I also liked the Japanese Planosphere because it outlined the constellations.
Taking all sensitivity in hand and at heart, I don’t think any navigator should subject his 2102-D to the dust of a bookshelf.
It is a fun tool to be used when just outside and trying to find constellations in relation to each other.
GPS and Computer programs even Wolfram’s Alpha offers Astronomical sightings!
And The Sky X remains my favorite astronomical software going. Although it is pricey.
But people like Starry Night and others and I do too, I just think Sky’s graphics surpasses them all now.
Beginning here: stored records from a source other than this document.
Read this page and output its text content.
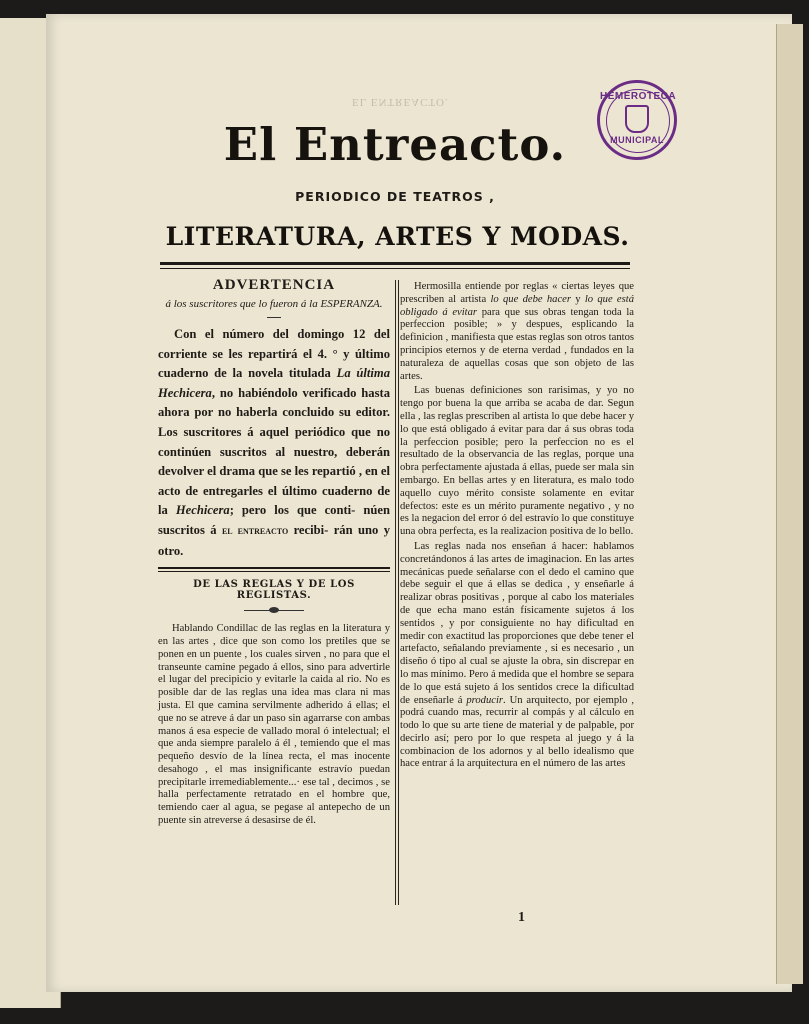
EL ENTREACTO.	HEMEROTECA
MUNICIPAL
El Entreacto.
PERIODICO DE TEATROS ,
LITERATURA, ARTES Y MODAS.

ADVERTENCIA

á los suscritores que lo fueron á la ESPERANZA.

Con el número del domingo 12 del corriente se les repartirá el 4. ° y último cuaderno de la novela titulada La última Hechicera, no habiéndolo verificado hasta ahora por no haberla concluido su editor. Los suscritores á aquel periódico que no continúen suscritos al nuestro, deberán devolver el drama que se les repartió , en el acto de entregarles el último cuaderno de la Hechicera; pero los que conti- núen suscritos á el entreacto recibi- rán uno y otro.

DE LAS REGLAS Y DE LOS REGLISTAS.

Hablando Condillac de las reglas en la literatura y en las artes , dice que son como los pretiles que se ponen en un puente , los cuales sirven , no para que el transeunte camine pegado á ellos, sino para advertirle el lugar del precipicio y evitarle la caida al rio. No es posible dar de las reglas una idea mas clara ni mas justa. El que camina servilmente adherido á ellas; el que no se atreve á dar un paso sin agarrarse con ambas manos á esa especie de vallado moral ó intelectual; el que anda siempre paralelo á él , temiendo que el mas pequeño desvío de la línea recta, el mas inocente desahogo , el mas insignificante estravío puedan precipitarle irremediablemente...· ese tal , decimos , se halla perfectamente retratado en el hombre que, temiendo caer al agua, se pegase al antepecho de un puente sin atreverse á desasirse de él.

Hermosilla entiende por reglas « ciertas leyes que prescriben al artista lo que debe hacer y lo que está obligado á evitar para que sus obras tengan toda la perfeccion posible; » y despues, esplicando la definicion , manifiesta que estas reglas son otros tantos principios eternos y de eterna verdad , fundados en la naturaleza de aquellas cosas que son objeto de las artes.

Las buenas definiciones son rarisimas, y yo no tengo por buena la que arriba se acaba de dar. Segun ella , las reglas prescriben al artista lo que debe hacer y lo que está obligado á evitar para dar á sus obras toda la perfeccion posible; pero la perfeccion no es el resultado de la observancia de las reglas, porque una obra perfectamente ajustada á ellas, puede ser mala sin embargo. En bellas artes y en literatura, es malo todo aquello cuyo mérito consiste solamente en evitar defectos: este es un mérito puramente negativo , y no es la negacion del error ó del estravío lo que constituye una obra perfecta, es la realizacion positiva de lo bello.

Las reglas nada nos enseñan á hacer: hablamos concretándonos á las artes de imaginacion. En las artes mecánicas puede señalarse con el dedo el camino que debe seguir el que á ellas se dedica , y enseñarle á realizar obras positivas , porque al cabo los materiales de que echa mano están físicamente sujetos á los sentidos , y por consiguiente no hay dificultad en medir con exactitud las proporciones que debe tener el artefacto, señalando previamente , si es necesario , un diseño ó tipo al cual se ajuste la obra, sin discrepar en lo mas mínimo. Pero á medida que el hombre se separa de lo que está sujeto á los sentidos crece la dificultad de enseñarle á producir. Un arquitecto, por ejemplo , podrá cuando mas, recurrir al compás y al cálculo en todo lo que su arte tiene de material y de palpable, por decirlo así; pero por lo que respeta al juego y á la combinacion de los adornos y al bello idealismo que hace entrar á la arquitectura en el número de las artes

1
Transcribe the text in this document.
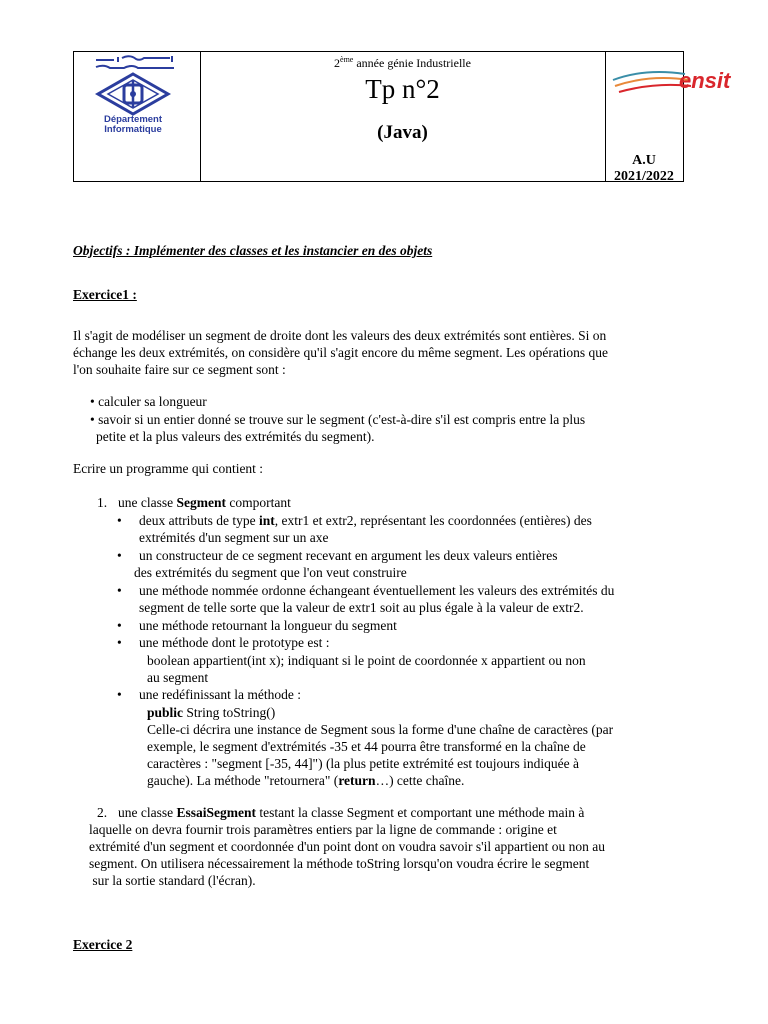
Département
Informatique
2ème année génie Industrielle
Tp n°2
(Java)
ensit
A.U 2021/2022
Objectifs : Implémenter des classes et les instancier en des objets
Exercice1 :
Il s'agit de modéliser un segment de droite dont les valeurs des deux extrémités sont entières. Si on
échange les deux extrémités, on considère qu'il s'agit encore du même segment. Les opérations que
l'on souhaite faire sur ce segment sont :
• calculer sa longueur
• savoir si un entier donné se trouve sur le segment (c'est-à-dire s'il est compris entre la plus
petite et la plus valeurs des extrémités du segment).
Ecrire un programme qui contient :
1. une classe Segment comportant
• deux attributs de type int, extr1 et extr2, représentant les coordonnées (entières) des
extrémités d'un segment sur un axe
• un constructeur de ce segment recevant en argument les deux valeurs entières
des extrémités du segment que l'on veut construire
• une méthode nommée ordonne échangeant éventuellement les valeurs des extrémités du
segment de telle sorte que la valeur de extr1 soit au plus égale à la valeur de extr2.
• une méthode retournant la longueur du segment
• une méthode dont le prototype est :
boolean appartient(int x); indiquant si le point de coordonnée x appartient ou non
au segment
• une redéfinissant la méthode :
public String toString()
Celle-ci décrira une instance de Segment sous la forme d'une chaîne de caractères (par
exemple, le segment d'extrémités -35 et 44 pourra être transformé en la chaîne de
caractères : "segment [-35, 44]") (la plus petite extrémité est toujours indiquée à
gauche). La méthode "retournera" (return…) cette chaîne.
2. une classe EssaiSegment testant la classe Segment et comportant une méthode main à
laquelle on devra fournir trois paramètres entiers par la ligne de commande : origine et
extrémité d'un segment et coordonnée d'un point dont on voudra savoir s'il appartient ou non au
segment. On utilisera nécessairement la méthode toString lorsqu'on voudra écrire le segment
sur la sortie standard (l'écran).
Exercice 2
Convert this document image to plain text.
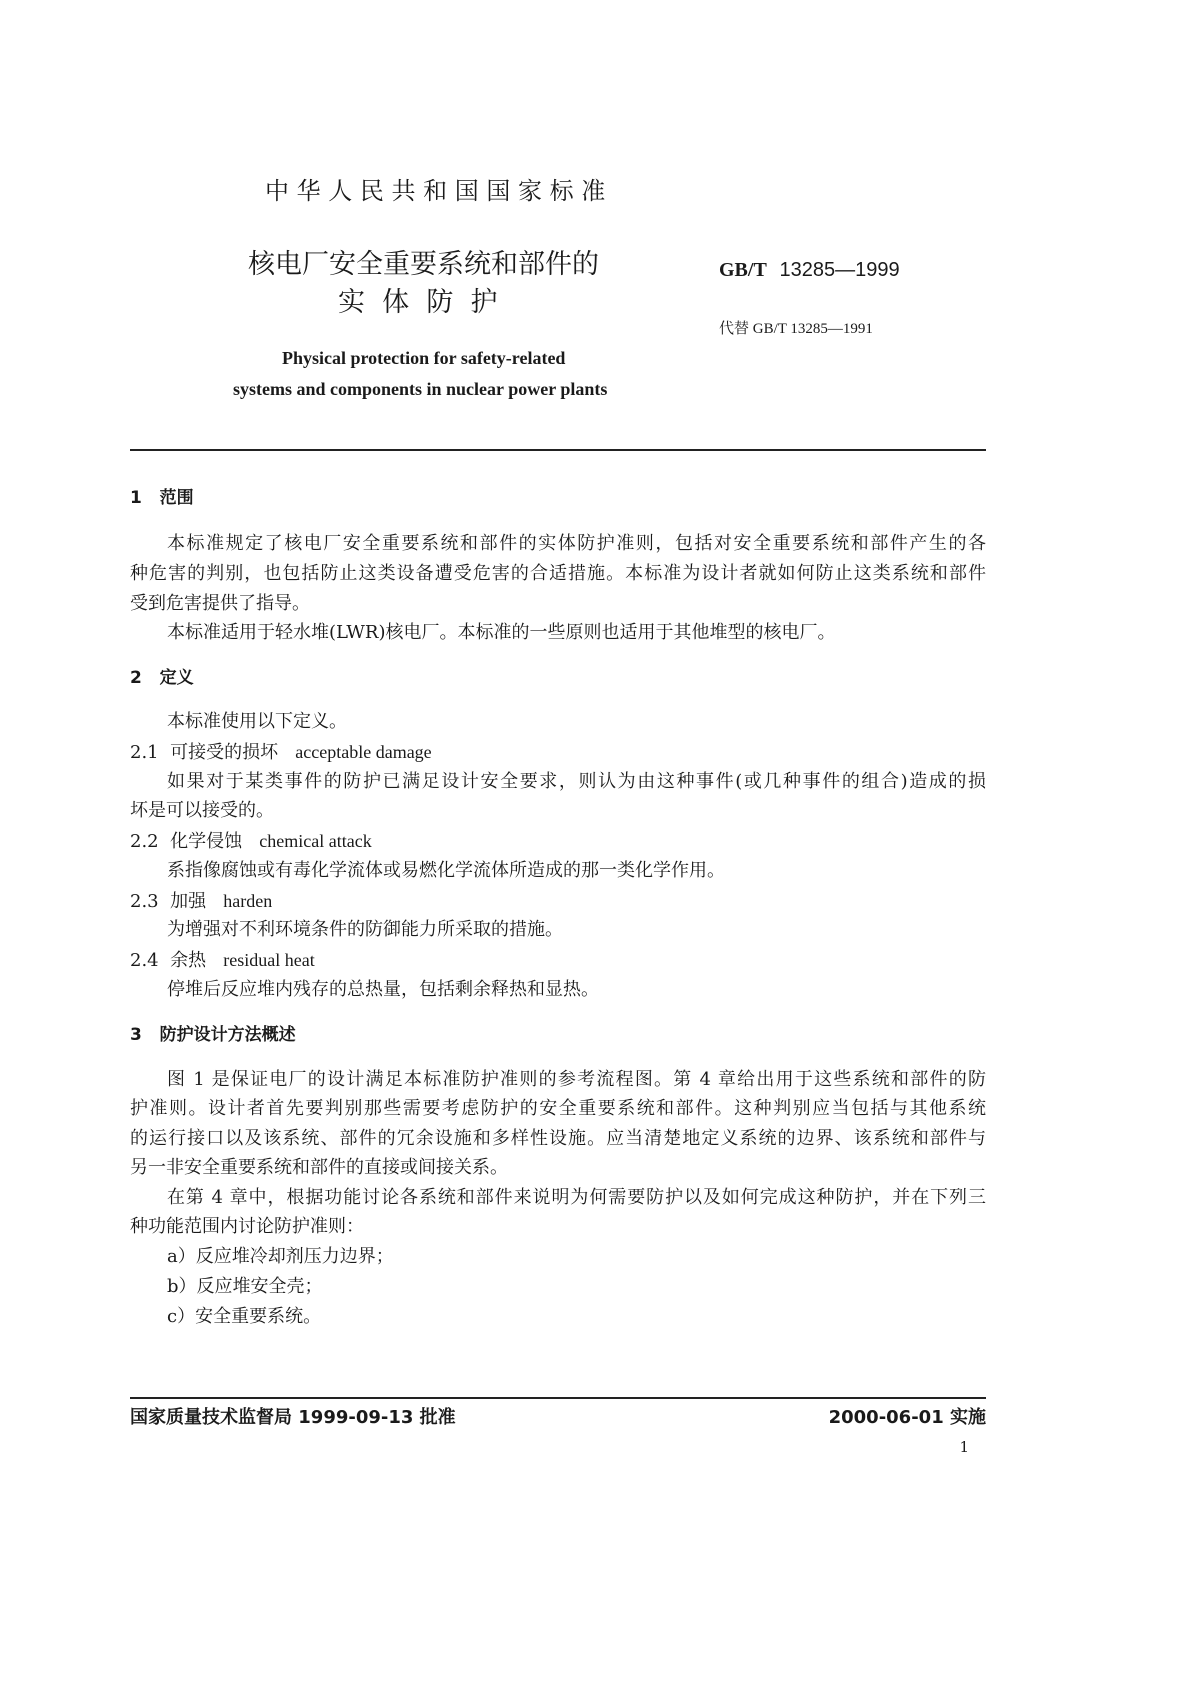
中 华 人 民 共 和 国 国 家 标 准
核电厂安全重要系统和部件的
实  体  防  护
Physical protection for safety-related
systems and components in nuclear power plants
GB/T 13285—1999
代替 GB/T 13285—1991
1 范围
本标准规定了核电厂安全重要系统和部件的实体防护准则，包括对安全重要系统和部件产生的各
种危害的判别，也包括防止这类设备遭受危害的合适措施。本标准为设计者就如何防止这类系统和部件
受到危害提供了指导。
本标准适用于轻水堆(LWR)核电厂。本标准的一些原则也适用于其他堆型的核电厂。
2 定义
本标准使用以下定义。
2.1 可接受的损坏 acceptable damage
如果对于某类事件的防护已满足设计安全要求，则认为由这种事件(或几种事件的组合)造成的损
坏是可以接受的。
2.2 化学侵蚀 chemical attack
系指像腐蚀或有毒化学流体或易燃化学流体所造成的那一类化学作用。
2.3 加强 harden
为增强对不利环境条件的防御能力所采取的措施。
2.4 余热 residual heat
停堆后反应堆内残存的总热量，包括剩余释热和显热。
3 防护设计方法概述
图 1 是保证电厂的设计满足本标准防护准则的参考流程图。第 4 章给出用于这些系统和部件的防
护准则。设计者首先要判别那些需要考虑防护的安全重要系统和部件。这种判别应当包括与其他系统
的运行接口以及该系统、部件的冗余设施和多样性设施。应当清楚地定义系统的边界、该系统和部件与
另一非安全重要系统和部件的直接或间接关系。
在第 4 章中，根据功能讨论各系统和部件来说明为何需要防护以及如何完成这种防护，并在下列三
种功能范围内讨论防护准则：
a）反应堆冷却剂压力边界；
b）反应堆安全壳；
c）安全重要系统。
国家质量技术监督局 1999-09-13 批准	2000-06-01 实施
1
Take care, Happy and Merry and a grand new year of 2016 to you all.
Rommel John Miller
8679 Island Pointe Drive
Hebron, MD 21830-1093
410-219-2690 (Land and Home)
From: NavList@fer3.com [mailto:NavList@fer3.com] On Behalf Of John Brown
Sent: Wednesday, December 16, 2015 1:25 PM
Subject: [NavList] Re: Rude star finder
No matter how familar a seagoing navigator is with the night sky, this isn't much help at evening twilight when trying to identify individual stars through broken cloud cover, with the traditional pointers from the alignment of neighbouring stars totally invisible.
The situation in an aircaft, not relying on a sea horizon and and perhaps flying above the weather, is somewhat different.
Setting up 2102-D is simplicity itself and yields the useful sextant pre-sets with a minimum of trouble and little stress on short term memory. Under clear skies at night the selection of a star or planet for a compass error observation is much simpler; then the experienced stargazing navigator will probably leave all aids to star ID on the chartroom bookshelf.
In the analog age the Rude star finder certainly earned its place in the navigators' armoury.